The average cost of utility-scale battery storage in the US decreased by nearly 70% in the US between 2015 and 2018.
That’s according to the US Energy Information Administration (EIA), which found the average energy capacity cost rapidly decreased from $2,152 (£1,650)/kWh in 2015 to $625 (£479)/kWh three years later.
At the regional level, the 2013 to 2018 average utility-scale battery costs ranged from $1,946 (£1,492)/kWh in the PJM Interconnection, which manages the electric power grid in 13 eastern and midwestern states and the District of Columbia, to as low as $947 (£726)/kWh in Hawaii.
Most of the batteries installed in PJM are used for power applications, such as frequency regulation, which helps maintain the grid’s electric frequency on a second-to-second basis.

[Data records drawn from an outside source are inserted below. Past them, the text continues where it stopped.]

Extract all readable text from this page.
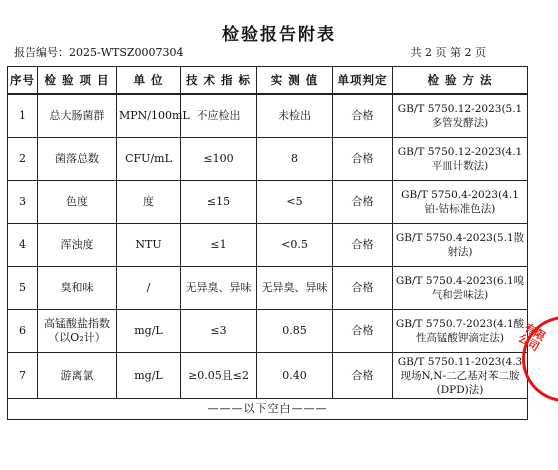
检验报告附表
报告编号：2025-WTSZ0007304	共 2 页 第 2 页
序号	检 验 项 目	单 位	技 术 指 标	实 测 值	单项判定	检 验 方 法
1	总大肠菌群	MPN/100mL	不应检出	未检出	合格	GB/T 5750.12-2023(5.1多管发酵法)
2	菌落总数	CFU/mL	≤100	8	合格	GB/T 5750.12-2023(4.1平皿计数法)
3	色度	度	≤15	<5	合格	GB/T 5750.4-2023(4.1铂-钴标准色法)
4	浑浊度	NTU	≤1	<0.5	合格	GB/T 5750.4-2023(5.1散射法)
5	臭和味	/	无异臭、异味	无异臭、异味	合格	GB/T 5750.4-2023(6.1嗅气和尝味法)
6	高锰酸盐指数（以O₂计）	mg/L	≤3	0.85	合格	GB/T 5750.7-2023(4.1酸性高锰酸钾滴定法)
7	游离氯	mg/L	≥0.05且≤2	0.40	合格	GB/T 5750.11-2023(4.3现场N,N-二乙基对苯二胺(DPD)法)
———以下空白———						
有限公司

PJM prioritises power capabilities that use shorter durations over energy use cases that store large amounts of energy over time – the EIA says for this reason, the power capacity installed cost is a better indicator of price for value in PJM.
The US had 869MW of installed battery power capacity – the maximum amount of power a battery can provide at a given moment – and 1,236MWh of battery energy capacity – the total amount of energy that can be stored by a battery – at the end of 2018.
Around 152MW of battery storage capacity was installed in 2019 and 301MW in 2020 through to July.